I’ve got a site that’s pushing a 20GB backup to Wasabi S3. It works. Most of the time.
But sometimes it fails to upload to S3 and keeps the local .tar.gz. And then eventually the disk fills and I’m left with a full disk, the uncompressed .tar file (because there wasn’t enough space for the compressed version, and soon, a broken site because the disk is full.
Before I punt on Wasabi, I’d like to try to see if there are any clues.
I’ve looked in production.log, production.errors and the sidekiq and unicorn logs and don’t see “acku” anywhere either on the day that the backup failed or when it worked. Shouldn’t there be a log somewhere?
You should get a PM with the log output if it fails. It’s sent either directly to you if it’s a manual backup in the UI or to the admins group if it is an automatic backup.

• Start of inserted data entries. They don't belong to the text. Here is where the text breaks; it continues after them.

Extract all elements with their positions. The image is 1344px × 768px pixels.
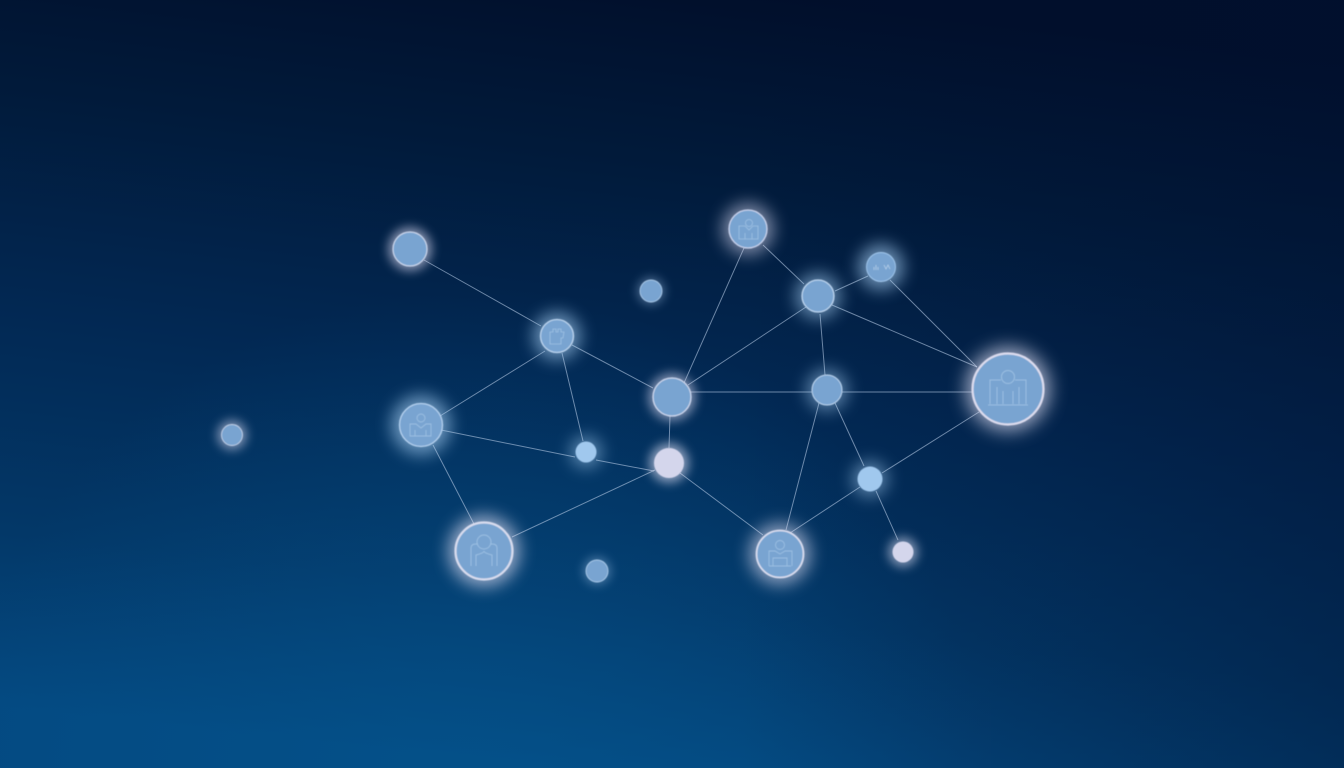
node: top centre with icon	[722, 203, 774, 255]
node: large right with icon	[966, 347, 1050, 431]
node: upper right with icon	[858, 244, 904, 290]
node: upper right hub	[795, 273, 841, 319]
icon: person with bar chart	[988, 370, 1028, 405]
node: central pale	[649, 443, 689, 483]
node: small blue	[570, 436, 602, 468]
icon: person at desk	[769, 540, 792, 566]
node: left hub with icon	[391, 395, 451, 455]
node: lower right blue	[852, 461, 888, 497]
icon: person at desk	[410, 414, 431, 436]
icon: document	[550, 329, 564, 344]
node: top left	[388, 227, 432, 271]
node: middle right hub	[806, 369, 848, 411]
icon: tiny marks	[874, 265, 890, 270]
node: far left	[217, 420, 247, 450]
connection lines	[424, 245, 979, 540]
node: central blue hub	[648, 373, 696, 421]
node: upper left hub with icon	[533, 312, 581, 360]
icon: person with chart	[739, 220, 758, 239]
node: small top centre	[637, 277, 665, 305]
node: bottom left large with icon	[448, 515, 520, 587]
node: small bottom centre	[583, 557, 611, 585]
node: bottom centre with icon	[749, 523, 811, 585]
icon: person	[471, 535, 497, 566]
node: lower right pale	[888, 537, 918, 567]
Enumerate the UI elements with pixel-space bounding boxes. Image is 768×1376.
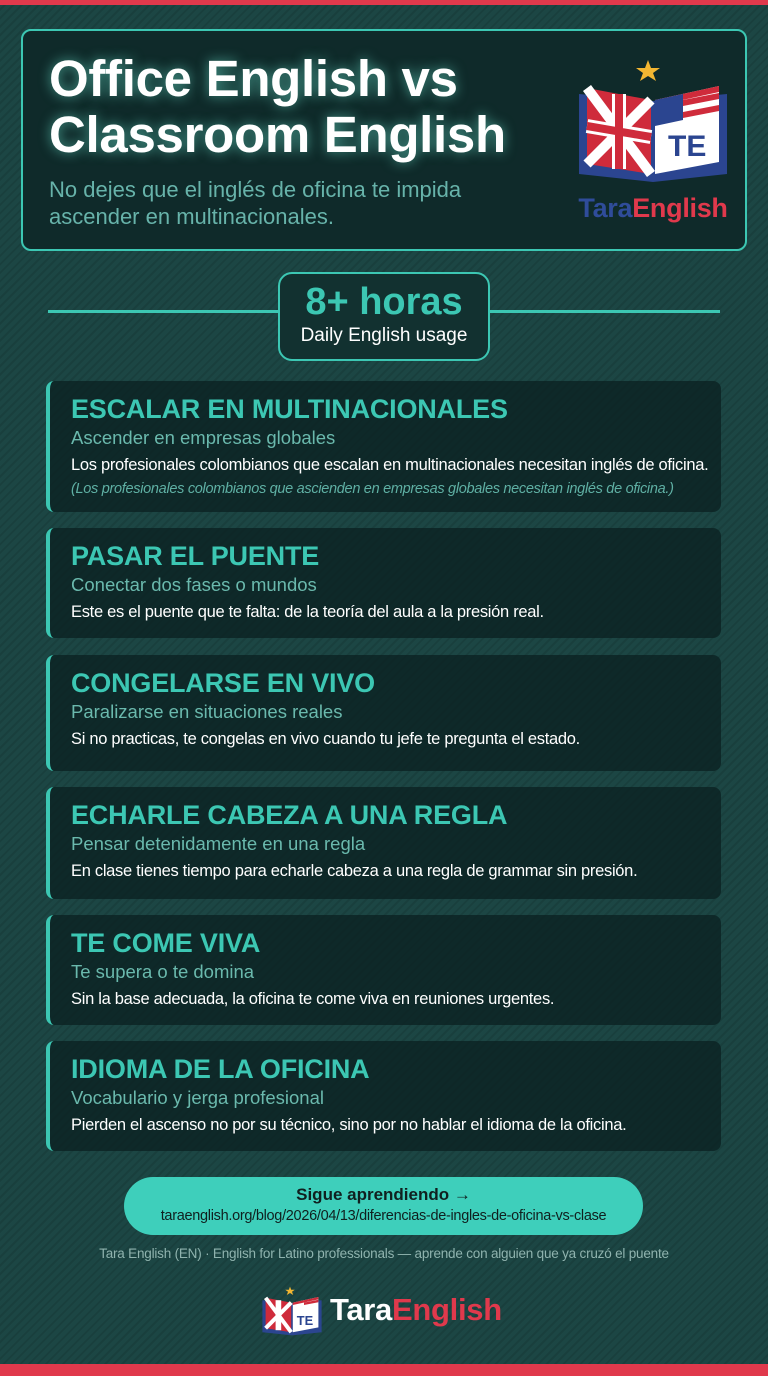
footer text: Tara English (EN) · English for Latino professionals — aprende con alguien que ya cruzó el puente xyxy=(99,1246,669,1261)
top red bar xyxy=(0,0,768,5)
stat badge: 8+ horas xyxy=(278,272,490,361)
card: escalar en multinacionales: Ascender en empresas globales xyxy=(71,427,335,448)
logo: TaraEnglish: TaraEnglish xyxy=(578,193,728,223)
card: te come viva: Sin la base adecuada, la oficina te come viva en reuniones urgentes. xyxy=(71,990,554,1008)
card: escalar en multinacionales xyxy=(46,381,721,512)
CTA button xyxy=(124,1177,643,1235)
card: escalar en multinacionales: (Los profesionales colombianos que ascienden en empresas globales necesitan inglés de oficina.) xyxy=(71,481,674,497)
card: echarle cabeza a una regla xyxy=(46,787,721,899)
card: idioma de la oficina xyxy=(46,1041,721,1151)
card: pasar el puente: Conectar dos fases o mundos xyxy=(71,574,317,595)
card: echarle cabeza a una regla: ECHARLE CABEZA A UNA REGLA xyxy=(71,800,507,830)
card: congelarse en vivo: CONGELARSE EN VIVO xyxy=(71,668,375,698)
card: congelarse en vivo: Paralizarse en situaciones reales xyxy=(71,701,342,722)
header panel xyxy=(21,29,747,251)
card: congelarse en vivo xyxy=(46,655,721,771)
card: pasar el puente: Este es el puente que te falta: de la teoría del aula a la presión real. xyxy=(71,603,544,621)
card: te come viva: TE COME VIVA xyxy=(71,928,260,958)
card: te come viva: Te supera o te domina xyxy=(71,961,254,982)
card: escalar en multinacionales: ESCALAR EN MULTINACIONALES xyxy=(71,394,508,424)
footer logo: TaraEnglish xyxy=(330,1292,502,1327)
card: pasar el puente: PASAR EL PUENTE xyxy=(71,541,319,571)
logo: TaraEnglish: TE xyxy=(668,130,706,163)
stat badge: 8+ horas: Daily English usage xyxy=(301,325,467,346)
card: idioma de la oficina: Pierden el ascenso no por su técnico, sino por no hablar el idioma de la oficina. xyxy=(71,1116,626,1134)
card: echarle cabeza a una regla: Pensar detenidamente en una regla xyxy=(71,833,365,854)
stat badge: 8+ horas: 8+ horas xyxy=(305,281,463,323)
card: idioma de la oficina: IDIOMA DE LA OFICINA xyxy=(71,1054,370,1084)
CTA button: taraenglish.org/blog/2026/04/13/diferencias-de-ingles-de-oficina-vs-clase xyxy=(161,1208,606,1224)
subtitle xyxy=(49,177,462,229)
card: echarle cabeza a una regla: En clase tienes tiempo para echarle cabeza a una regla de grammar sin presión. xyxy=(71,862,637,880)
CTA button: Sigue aprendiendo → xyxy=(296,1185,471,1204)
footer logo xyxy=(262,1286,502,1336)
bottom red bar xyxy=(0,1364,768,1376)
card: pasar el puente xyxy=(46,528,721,638)
title xyxy=(44,50,511,170)
footer logo: TE xyxy=(297,1313,314,1328)
title: Office English vs xyxy=(49,50,458,107)
card: idioma de la oficina: Vocabulario y jerga profesional xyxy=(71,1087,324,1108)
card: te come viva xyxy=(46,915,721,1025)
subtitle: ascender en multinacionales. xyxy=(49,204,334,229)
subtitle: No dejes que el inglés de oficina te impida xyxy=(49,177,461,202)
title: Classroom English xyxy=(49,106,506,163)
card: escalar en multinacionales: Los profesionales colombianos que escalan en multinacionales necesitan inglés de oficina. xyxy=(71,456,708,474)
divider line xyxy=(48,310,720,313)
logo: TaraEnglish xyxy=(578,60,728,223)
card: congelarse en vivo: Si no practicas, te congelas en vivo cuando tu jefe te pregunta el estado. xyxy=(71,730,580,748)
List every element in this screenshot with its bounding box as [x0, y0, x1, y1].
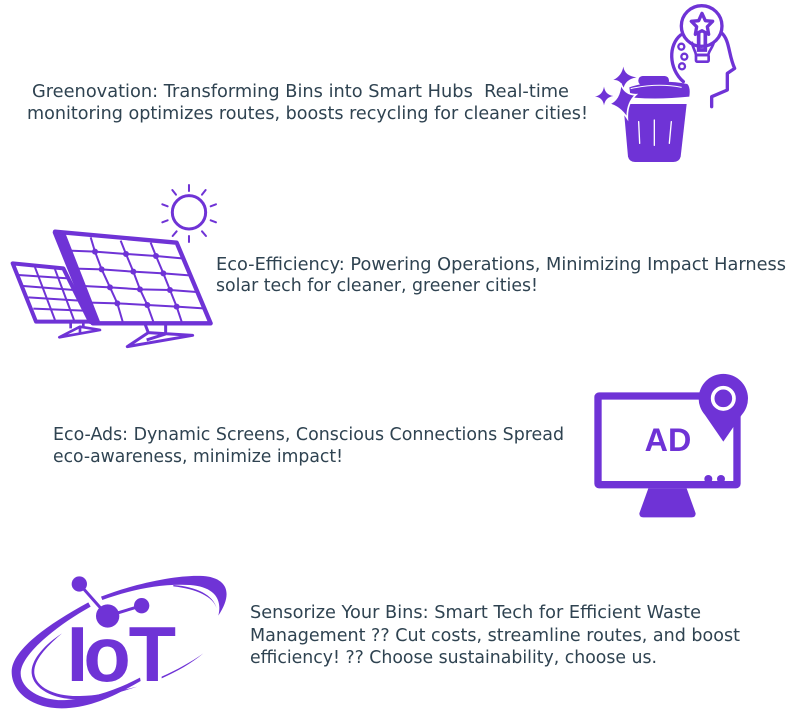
text block: Sensorize Your Bins	[250, 602, 740, 668]
text block: Eco-Efficiency: solar tech for cleaner, greener cities!	[216, 275, 538, 296]
small solar panel	[13, 263, 100, 337]
icon: solar panels and sun	[13, 185, 216, 347]
sun	[162, 185, 216, 242]
icon: ad monitor with location pin	[598, 374, 748, 517]
icon: IoT logo: IoT	[67, 612, 176, 698]
text block: Greenovation	[27, 81, 588, 124]
text block: Eco-Ads: eco-awareness, minimize impact!	[53, 446, 343, 467]
text block: Eco-Efficiency	[216, 254, 786, 296]
text block: Sensorize Your Bins: Management ?? Cut costs, streamline routes, and boost	[250, 625, 740, 646]
icon: IoT logo	[12, 576, 227, 708]
text block: Greenovation: Greenovation: Transforming Bins into Smart Hubs Real-time	[32, 81, 569, 102]
text block: Eco-Ads: Eco-Ads: Dynamic Screens, Conscious Connections Spread	[53, 424, 564, 445]
text block: Sensorize Your Bins: Sensorize Your Bins: Smart Tech for Efficient Waste	[250, 602, 701, 623]
text block: Greenovation: monitoring optimizes routes, boosts recycling for cleaner cities!	[27, 103, 588, 124]
molecule nodes	[72, 576, 149, 628]
text block: Eco-Ads	[53, 424, 564, 467]
text block: Eco-Efficiency: Eco-Efficiency: Powering Operations, Minimizing Impact Harness	[216, 254, 786, 275]
icon: smart bin with lightbulb head	[595, 6, 735, 162]
large solar panel	[53, 232, 211, 347]
icon: ad monitor with location pin: AD	[645, 421, 691, 458]
text block: Sensorize Your Bins: efficiency! ?? Choose sustainability, choose us.	[250, 647, 657, 668]
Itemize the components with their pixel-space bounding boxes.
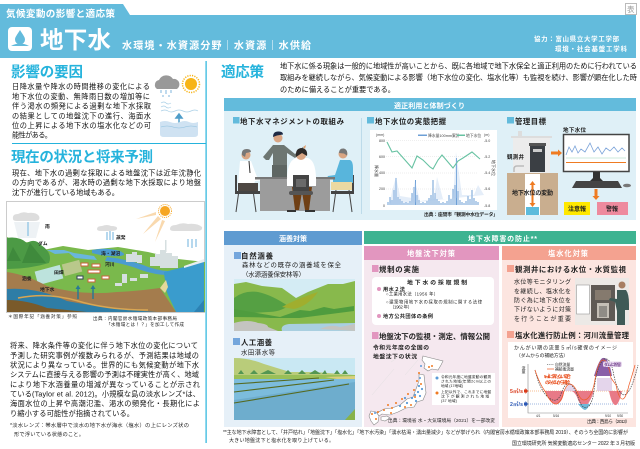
causes text: の結果としての地盤沈下の進行、海面水 [12,112,151,120]
illustration: observation well and monitor: 観測井 [507,153,524,161]
cooperation credit: 協力：富山県立大学工学部 [534,34,620,43]
causes text: 能性がある。 [12,130,52,140]
illustration: well room [575,278,629,325]
footnote: freshwater lens: 形で浮いている状態のこと。 [14,430,84,438]
adaptation intro text: 取組みを継続しながら、気候変動による影響（地下水位の変化、塩水化等）も監視を続け、影響が顕在化した時 [280,73,637,82]
adaptation intro text: のために備えることが重要である。 [280,85,395,94]
chart: groundwater level and rainfall: (mm) [376,133,384,137]
heading: causes: 影響の要因 [11,63,83,81]
footnote: freshwater lens [10,421,189,438]
map legend: 上記以外で、これまでに地盤 [441,389,491,394]
monitoring text [514,278,571,323]
subheading: management targets: 管理目標 [515,117,547,126]
future projection text: 将来、降水条件等の変化に伴う地下水位の変化について [10,341,198,350]
monitoring text: 下げないように対策 [514,306,571,314]
lake and river [47,250,97,260]
chart source: 出典：西島ら（2013） [587,418,630,425]
illustration: water cycle landscape: 地下水 [40,286,55,293]
map legend [432,373,495,405]
subheading: well monitoring: 観測井における水位・水質監視 [515,265,627,274]
land [7,237,205,312]
illustration: water cycle landscape: 河川 [105,261,115,268]
page title: 地下水 [40,27,112,53]
panel: land subsidence [364,246,499,427]
illustration: water cycle landscape: 蒸発 [116,234,126,241]
subsidence header text: 地盤沈下対策 [407,249,456,258]
map legend: (37 地域) [441,398,457,403]
chart: groundwater level and rainfall: (m) [484,133,489,137]
illustration: water cycle landscape: 海・湖沼 [101,250,120,257]
future projection text: システムに直接与える影響の予測は不確実性が高く、地域 [10,370,199,379]
chart: river flow and dam supply: 9/10 [605,414,611,418]
chart: river flow and dam supply: 2㎥/s [510,400,523,408]
icon: rain, sun and rising sea [155,75,200,137]
status text: の方向であるが、渇水時の過剰な地下水採取により地盤 [12,178,201,187]
chart: groundwater level and rainfall [370,130,497,210]
chart: groundwater level and rainfall: 600 [379,155,385,159]
footnote: groundwater problems: 大きい地盤沈下と塩水化を取り上げている。 [229,437,334,444]
illustration: water cycle landscape: 雨 [45,224,50,230]
regulation box: 地下水の採取規制 [407,278,467,286]
panel: preventing groundwater problems [364,231,638,427]
illustration: water cycle landscape: 田畑 [54,269,64,276]
chart: river flow and dam supply: 9/30 [617,414,623,418]
publisher credit: 国立環境研究所 気候変動適応センター 2022 年 3 月初版 [512,440,635,447]
chart: groundwater level and rainfall: -5.2 [484,155,490,159]
adaptation intro text [280,62,637,94]
chart: river flow and dam supply: 5㎥/s [510,387,523,395]
subheading: regulation: 規制の実施 [379,265,420,274]
map legend: された地域(年間2cm以上の [441,378,491,384]
subheading: groundwater management: 地下水マネジメントの取組み [240,117,345,126]
panel: recharge measures [224,231,362,427]
causes text: 日降水量や降水の時間推移の変化による [12,82,150,91]
recharge header text: 涵養対策 [279,234,307,243]
regulation box: ○建築物用地下水の採取の規制に関する法律 [386,298,483,306]
map caption: 令和元年度の全国の [373,344,429,352]
future projection text: 予測した研究事例が複数みられるが、予測結果は地域の [10,351,199,360]
panel: current status and outlook [6,148,205,328]
status text: 沈下が進行している地域もある。 [12,188,119,197]
illustration: observation well and monitor: 警報 [606,205,618,213]
regulation box [372,277,494,325]
image source [93,315,184,328]
image note: ＊国際年記「涵養対策」参照 [8,313,77,320]
sector subtitle: 水環境・水資源分野｜水資源｜水供給 [122,39,311,52]
chart: groundwater level and rainfall: -5.8 [484,204,490,208]
image source: 「水循環とは！？」を加工して作成 [106,321,184,328]
chart: groundwater level and rainfall: -5.4 [484,171,490,175]
natural recharge text: （水源涵養保安林等） [242,270,305,278]
map legend: 地域 (17地域) [441,383,463,388]
map: japan subsidence locations [369,354,443,425]
status text: 現在、地下水の過剰な採取による地盤沈下は近年沈静化 [12,168,201,178]
natural recharge text: 森林などの既存の涵養域を保全 [242,260,342,269]
subheading: groundwater monitoring: 地下水位の実態把握 [375,117,447,126]
icon: water drop [8,27,32,51]
causes text: 地下水位の変動、無降雨日数の増加等に [12,92,150,101]
illustration: forest [234,279,355,331]
illustration: water cycle landscape [6,202,205,312]
regulation box: ○工業用水法（1956 年） [386,290,438,298]
chart: groundwater level and rainfall: 降水量 [374,165,380,177]
panel: saltwater intrusion [502,246,638,427]
illustration: observation well and monitor: 地下水位 [563,126,586,134]
chart: groundwater level and rainfall: 0 [383,204,385,208]
map caption: 地盤沈下の状況 [373,352,417,360]
badge [626,4,636,14]
monitoring text: を行うことが重要 [514,315,571,323]
causes text [12,82,152,140]
map legend: 令和元年度に地盤変動の観測 [441,374,491,379]
illustration: water cycle landscape: 涵養 [22,275,32,282]
header band [0,4,636,58]
illustration: observation well and monitor [507,126,631,215]
future projection text [10,341,200,418]
future projection text: ている(Taylor et al. 2012)。小規模な島の淡水レンズ*は、 [10,390,200,398]
chart: river flow and dam supply: 補給後流量 [555,366,574,372]
status text [12,168,201,197]
chart: groundwater level and rainfall: 降水量100mm累計 [428,133,460,138]
image source: 出典：内閣官房水循環政策本部事務局 [93,315,177,322]
chart: groundwater level and rainfall: 地下水位 [466,133,481,138]
column divider [206,61,207,443]
chart: river flow and dam supply: 流量 [521,365,526,374]
subheading: river flow management: 塩水化進行防止例：河川流量管理 [515,331,630,340]
monitoring text: 防ぐ為に地下水位を [514,296,571,304]
illustration: flooded paddy [234,358,355,420]
illustration: water cycle landscape: ダム [38,240,48,247]
footnote: groundwater problems [223,429,628,444]
illustration: observation well and monitor: 注意報 [568,205,586,213]
chart: river flow and dam supply: 4/1 [536,414,541,418]
subheading: monitoring and disclosure: 地盤沈下の監視・測定、情報公開 [379,332,490,341]
chart source: 出典：座間市「観測中水位データ」 [424,211,498,218]
causes text: 伴う渇水の頻発による過剰な地下水採取 [12,102,152,110]
regulation box: （1962 年） [390,304,412,310]
chart: groundwater level and rainfall: 800 [379,139,385,143]
subheading: natural recharge: 自然涵養 [241,252,274,260]
monitoring text: 水位等モニタリング [514,278,571,286]
chart: river flow and dam supply: かんがい期の流量５㎥/s確保のイメージ [514,344,617,352]
chart: groundwater level and rainfall: 400 [379,171,385,175]
illustration: observation well and monitor: 地下水位の変動 [512,189,553,197]
series title: 気候変動の影響と適応策 [6,8,115,20]
rainfall bars [388,158,478,205]
illustration: meeting [235,131,354,212]
chart: groundwater level and rainfall: -5.6 [484,187,490,191]
saltwater header text: 塩水化対策 [548,249,589,258]
future projection text: により地下水涵養量の増減が異なっていることが示され [10,380,200,389]
chart: groundwater level and rainfall: -5.0 [484,139,490,143]
heading: adaptation: 適応策 [221,63,264,81]
chart: river flow and dam supply: ダムに貯留 [604,361,621,367]
panel: causes [11,63,200,140]
adaptation intro text: 地下水に係る現象は一般的に地域性が高いことから、既に各地域で地下水保全と適正利用のために行われている [280,62,637,70]
sea [164,260,204,312]
chart: river flow and dam supply: （ダムからの補給方法） [516,352,568,359]
cooperation credit: 環境・社会基盤工学科 [555,44,628,53]
map source: 出典：環境省 水・大気環境局（2021）を一部改変 [388,417,495,424]
chart: groundwater level and rainfall: 地下水位 [491,160,497,176]
chart: groundwater level and rainfall: 200 [379,187,385,191]
green header text: 地下水障害の防止** [468,234,537,243]
monitoring text: を継続し、塩水化を [514,288,571,296]
artificial recharge text: 水田湛水等 [241,348,276,356]
panel: proper use and systems [224,98,636,220]
footnote: groundwater problems: **主な地下水障害として、「井戸枯れ」「地盤沈下」「塩水化」「地下水汚染」「湧水枯渇・湧出量減少」などが挙げられ（内閣官房水循環政策本部事務局 2019）、そのうち全国的に影響が [223,429,628,436]
natural recharge text [242,260,342,278]
subheading: artificial recharge: 人工涵養 [241,338,273,347]
soil and groundwater [7,272,176,312]
future projection text: 状況により異なっている。世界的にも気候変動が地下水 [10,360,199,370]
map caption [373,344,429,360]
badge: 表 [627,4,635,14]
panel header text: 適正利用と体制づくり [394,101,465,110]
chart: river flow and dam supply: 5㎥/sに満たない場合 [544,373,571,380]
footnote: freshwater lens: *淡水レンズ：帯水層中で淡水の地下水が海水（塩水）の上にレンズ状の [10,421,189,429]
cooperation credit [534,34,628,53]
chart: river flow and dam supply: 5/16 [553,414,559,418]
map legend: 沈下が観測された地域 [441,394,489,398]
future projection text: り縮小する可能性が指摘されている。 [10,409,134,418]
chart: river flow and dam supply [508,342,638,418]
future projection text: 海面水位の上昇や高潮氾濫、渇水の頻発化・長期化によ [10,399,200,408]
regulation box: 用水２法 [383,285,406,293]
regulation box: 地方公共団体の条例 [383,312,433,320]
causes text: 位の上昇による地下水の塩水化などの可 [12,121,151,130]
chart: river flow and dam supply: のみダムから補給 [545,379,570,386]
chart: river flow and dam supply: 自然流量 [555,362,570,367]
heading: status: 現在の状況と将来予測 [11,148,153,166]
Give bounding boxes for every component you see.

An exception during the backup should also show up in /logs and, I think, in one of the log files as well. Try searching for EXCEPTION:
But, the fact that it keeps temporary files around makes me wonder if Sidekiq or even Docker or the host get restarted during the backup. That would explain why the cleanup doesn’t run and why you aren’t getting a PM.
Right. This is very odd. I didn’t get a failure notice, even for the one where there was only a .tar and an almost full disk (it’s an up to date site on tests-passed).
It’s as if backup location just got changed on those days, but there’s nothing in the logs. I see “successful” notifications in admin messages for backups initiated from the web interface, but no failures. I’ve moved backup_location to an ENV setting.